Sister act

Director Woody Allen is back on form, writes Aubrey Malone

Blue Jasmine (15A)

Woody Allen has been mining the motherlode of urban angst for almost half a century now. Here his tragi-comic penchant for intellectual navelgazing takes a new direction as he pits the divergent fates of two adoptive siblings against one another against the backdrop of a series of dysfunctional relationships with the men in their lives.

Cate Blanchett is superlative as Jasmine, an insecure lady reminiscent of the Blanche du Bois of A Streetcar Named Desire in the manner in which she tries to exorcise the demons of her past by quasi-therapetutic pep talks and a Pollyanna-style optimism about the future. As her more kooky step-sister Ginger, Sally Hawkins treads a more bohemian route.

Jasmine’s two-timing husband Hal (Alec Baldwin in familiarly oily guise) relieves Hawkins and her Stanley Kowaksi style partner Augie (Andrew Clay) of a lucrative lottery win when they invest it in one of his dodgy property scams. The increasingly desperate Jasmine then takes up with a politician (Peter Sarsgaard) who looks for all the world like the answer to all her dreams.

The contrasting fortunes of this colourful cast is captured by writer-director Allen in a series of flashbacks that skew the narrative in a frequently confusing manner but the script is so laced with inimitable one-liners the unorthodox time-frame is eminently forgiveable. Maybe not so forgivable is the predominance of New York accents in San Francisco, where the film is set.

It’s Blanchet’s film by a mile. She’s in almost every scene and goes through 'the whole nine yards' of emotions as the film progresses, in addition to every form of denial possible as she approaches psychic meltdown.

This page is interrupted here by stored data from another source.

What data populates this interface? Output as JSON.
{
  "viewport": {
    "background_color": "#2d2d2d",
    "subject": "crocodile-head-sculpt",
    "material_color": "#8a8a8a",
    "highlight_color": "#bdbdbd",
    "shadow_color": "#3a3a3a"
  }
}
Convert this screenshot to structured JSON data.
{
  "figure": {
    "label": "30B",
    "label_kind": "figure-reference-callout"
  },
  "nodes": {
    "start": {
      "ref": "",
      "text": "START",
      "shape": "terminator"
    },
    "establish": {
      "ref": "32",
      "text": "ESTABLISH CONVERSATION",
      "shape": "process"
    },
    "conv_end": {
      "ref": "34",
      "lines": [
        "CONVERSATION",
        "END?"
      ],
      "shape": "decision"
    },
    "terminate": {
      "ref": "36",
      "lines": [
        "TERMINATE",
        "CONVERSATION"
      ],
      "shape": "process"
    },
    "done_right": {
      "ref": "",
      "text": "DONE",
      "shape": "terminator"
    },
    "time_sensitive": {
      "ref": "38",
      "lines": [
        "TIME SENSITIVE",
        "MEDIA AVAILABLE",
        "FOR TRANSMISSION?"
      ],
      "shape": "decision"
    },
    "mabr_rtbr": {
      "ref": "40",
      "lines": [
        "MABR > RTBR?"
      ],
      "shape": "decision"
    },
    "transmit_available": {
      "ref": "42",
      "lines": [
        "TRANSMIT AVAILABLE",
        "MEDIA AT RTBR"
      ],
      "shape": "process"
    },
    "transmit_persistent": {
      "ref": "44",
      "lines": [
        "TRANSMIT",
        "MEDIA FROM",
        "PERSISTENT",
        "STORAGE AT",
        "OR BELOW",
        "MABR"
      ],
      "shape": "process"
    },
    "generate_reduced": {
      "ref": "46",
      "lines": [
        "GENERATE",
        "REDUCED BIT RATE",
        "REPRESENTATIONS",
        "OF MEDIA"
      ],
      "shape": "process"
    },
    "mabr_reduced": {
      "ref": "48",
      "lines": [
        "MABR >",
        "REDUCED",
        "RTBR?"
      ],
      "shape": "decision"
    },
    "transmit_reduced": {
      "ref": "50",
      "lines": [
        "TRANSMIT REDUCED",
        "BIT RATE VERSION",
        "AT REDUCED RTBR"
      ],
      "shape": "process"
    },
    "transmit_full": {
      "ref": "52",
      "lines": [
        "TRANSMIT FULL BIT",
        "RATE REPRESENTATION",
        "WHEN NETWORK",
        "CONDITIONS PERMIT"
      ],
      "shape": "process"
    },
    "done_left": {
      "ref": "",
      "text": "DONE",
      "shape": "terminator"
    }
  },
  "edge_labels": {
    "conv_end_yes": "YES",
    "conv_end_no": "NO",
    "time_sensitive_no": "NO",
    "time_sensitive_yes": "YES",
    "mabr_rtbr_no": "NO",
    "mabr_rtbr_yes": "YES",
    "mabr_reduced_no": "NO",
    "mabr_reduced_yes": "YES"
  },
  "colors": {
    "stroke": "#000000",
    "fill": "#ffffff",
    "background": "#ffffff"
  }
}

Ginger, meanwhile, just busies herself having fun with whoever is around.

As a piquant satire on the quirky fates of the chattering classes this may not quite cut it with Allen’s previous gems but it’s way superior to some of the misfires he’s been serving up in recent years.

By now one has almost come to expect his cast members to speak with his own emphases and neuroses – and they do here as well – but he’s been given a broader canvas to work with in the present movie, as well as a bigger budget than usual, and an endearing jazz/blues score.

The result is an audio-visual smorgasbord of dysfunctionality that will make you both laugh and cry by turns as he fixes his laser gaze on the vacuousness of the cocktail party set and a raft of love-hungry souls conducting themselves with hilarious bursts of eccentricity.